Emma's been with us from the beginning. She's done a great job with her signature character, a bard named Nikos, who appears in several of our stories. Here's a peak at "Refrain:"
Nikos staggered through the trees, his feet catching obscured roots and sudden hollows as he plunged along. Leafy branches snagged his tattered clothes and slapped his already bruised and battered flesh.
“Marii,” he muttered, “must get to the marii.” It had become a mantra, the only thing keeping his legs going and holding his fragile sanity together. For mile after mile he’d driven himself south, far beyond the reach of civilization and into the inner continent. He’d bypassed any place in Thila where he might be known. He wasn’t strong enough to take Aetos’s pity or face the truth of his loss. The hope that the marii, with their link to the World Song, could restore his music was all that kept him moving. He ate little and slept less; the deep void where his talent had been was present even in dreams, a hunger gnawing at his soul.
“Marii,” he said again, the words slurred, “must get-” His foot twisted out from under him, sending him sprawling. Ignoring the pain and the tears, Nikos dragged himself back to his feet. “Marii,” barely a breath.

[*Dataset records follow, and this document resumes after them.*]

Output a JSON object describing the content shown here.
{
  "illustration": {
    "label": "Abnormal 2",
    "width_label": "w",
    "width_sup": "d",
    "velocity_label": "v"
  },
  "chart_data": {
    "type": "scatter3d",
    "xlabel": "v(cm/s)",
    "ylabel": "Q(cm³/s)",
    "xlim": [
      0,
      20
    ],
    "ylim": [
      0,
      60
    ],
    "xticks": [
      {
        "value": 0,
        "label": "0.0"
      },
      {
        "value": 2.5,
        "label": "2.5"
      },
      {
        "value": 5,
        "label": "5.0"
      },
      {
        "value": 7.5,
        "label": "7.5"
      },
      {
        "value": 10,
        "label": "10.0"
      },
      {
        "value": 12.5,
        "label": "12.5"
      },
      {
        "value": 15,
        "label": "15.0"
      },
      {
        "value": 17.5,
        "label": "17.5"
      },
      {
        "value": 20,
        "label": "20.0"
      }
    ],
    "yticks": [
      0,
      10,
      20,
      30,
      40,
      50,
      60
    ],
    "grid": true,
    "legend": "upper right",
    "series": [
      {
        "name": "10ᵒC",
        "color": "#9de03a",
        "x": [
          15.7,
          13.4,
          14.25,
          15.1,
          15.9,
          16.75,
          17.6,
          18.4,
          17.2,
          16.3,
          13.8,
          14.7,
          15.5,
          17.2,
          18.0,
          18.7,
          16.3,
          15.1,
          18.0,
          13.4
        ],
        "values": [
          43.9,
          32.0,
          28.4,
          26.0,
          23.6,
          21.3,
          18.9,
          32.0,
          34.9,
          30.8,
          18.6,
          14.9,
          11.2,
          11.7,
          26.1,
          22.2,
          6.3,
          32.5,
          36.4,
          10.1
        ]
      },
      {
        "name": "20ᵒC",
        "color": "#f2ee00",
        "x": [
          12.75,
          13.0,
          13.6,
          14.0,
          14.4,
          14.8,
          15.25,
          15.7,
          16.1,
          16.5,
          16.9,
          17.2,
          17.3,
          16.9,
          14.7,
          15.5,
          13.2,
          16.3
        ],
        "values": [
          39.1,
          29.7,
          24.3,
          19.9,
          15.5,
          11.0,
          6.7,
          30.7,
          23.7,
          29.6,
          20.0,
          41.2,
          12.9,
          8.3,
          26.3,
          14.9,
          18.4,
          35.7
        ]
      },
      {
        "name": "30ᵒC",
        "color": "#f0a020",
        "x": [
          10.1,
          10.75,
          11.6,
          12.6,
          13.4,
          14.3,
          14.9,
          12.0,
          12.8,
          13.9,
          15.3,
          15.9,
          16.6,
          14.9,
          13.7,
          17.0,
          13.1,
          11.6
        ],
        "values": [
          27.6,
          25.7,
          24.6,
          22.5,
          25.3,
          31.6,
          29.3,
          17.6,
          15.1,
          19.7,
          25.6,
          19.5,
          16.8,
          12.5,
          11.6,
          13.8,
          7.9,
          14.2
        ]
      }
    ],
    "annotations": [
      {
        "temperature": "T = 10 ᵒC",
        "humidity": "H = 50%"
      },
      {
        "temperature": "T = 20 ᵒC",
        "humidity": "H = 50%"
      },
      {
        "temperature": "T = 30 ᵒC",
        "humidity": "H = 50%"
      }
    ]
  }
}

There seemed to be a red light through the trees, a sharp contrast to Diun’s silver twilight. Nikos stumbled towards it, his twisted ankle depositing him in a heap every few paces until he resorted to crawling.
“Music...”
Dragging himself into a small clearing, he registered two forms leaping up in surprise at his arrival before he crashed onto his face beside their fire.
“What is it, Fale?” The first voice was soft and feminine.
“A man, and a badly injured one at that.” The second voice had the peculiar lilt of the marii, somehow heard inside one’s soul as well as through one’s ears. The guild taught that it was a by-product of their music and the magic in it.
“Marii!” Nikos struggled to rise, but the last of his strength had seeped away.
“It’s all right,” the woman said, misunderstanding him. She came to kneel at his side. “Can we help? Can I help?”
“Leave him, Gwyn. You don’t know him.”
“But I can help.”
Nikos shook his head as best he could. “No, marii–music. I need music!”
The marii knelt at his other side. “Do you indeed?” she asked.
The two of them helped him up and moved him to sit beside the fire. They sat opposite, side by side, staring intently at him. One was indeed a marii, its animalistic features more wolf than human, its eyes wary. The other surprised Nikos.
“Fae? You are not mortal.”
“I am Fae. My name is Gwynhaefar, and this is Fale. Who are you?”
“Nikos.”
“You said you needed music,” Fale said.
“Mine has...was...it’s gone.” Fresh anguish left him trembling.
“Gone?”
“Taken.”
“How can someone-” Gwyn began, but Fale laid a hand on her arm.
“Silenced?” the marii asked.
Nikos flinched away from the word, his hands covering his ears.
“Who would do such a thing?” Gwyn said.
“Bards,” Fale snapped, spitting the word like something distasteful and sour.
“Why would they silence someone? I thought they-”
“Why?” Fale demanded, cutting her off. “What did you do?”
“Nothing!” The word was screamed from a torn soul. Nikos slumped and repeated softly. “Nothing. They said I caused disharmony in perceived futures.”
“No!”
“What is it?” Gwyn demanded. “What have they done to him?”
“Cursed him. Taken all his music from him. Silencing leaves a man devoid of all ability, all hearing, all-” The marii stood, obviously agitated. “It is evil beyond any words of mine. To sever anyone’s path to the World Song–how dare they?”
“I hoped the marii-” Nikos whispered.
Sad realization dawned in Fale’s luminous eyes. “Oh, child, I am sorry. Our music has not such power to heal.”
Nikos’s last hope crumbled, and he felt his tenuous grip on sanity slip. “Please, you’ve got to help me!”
“Truly, I cannot. I wish I could.”
“I can,” Gwyn said firmly. “This is something I can do.”
“This is a destiny you came here to escape,” Fale said. “You turned your back on your own kin because they asked-”
“He didn’t ask.”
“Semantics. What difference-”
“You cannot take what someone is away from them like this. It’s killing him.” Gwyn came around the fire to kneel in front of him. She was taller than Nikos and very slim. He noticed that her long chestnut curls were flecked with green and marred by a single black streak. “I can take this curse from you,” she said. “It is what I am.”
“How?” He looked to the marii, who was obviously unhappy with Gwyn’s offer.
“You were right: she is Fae, but she is more than that. She is Ainghad Fas, one of those who takes in the darkness of others in order to maintain the paths of light upon which the world rests. She can take your curse upon herself.”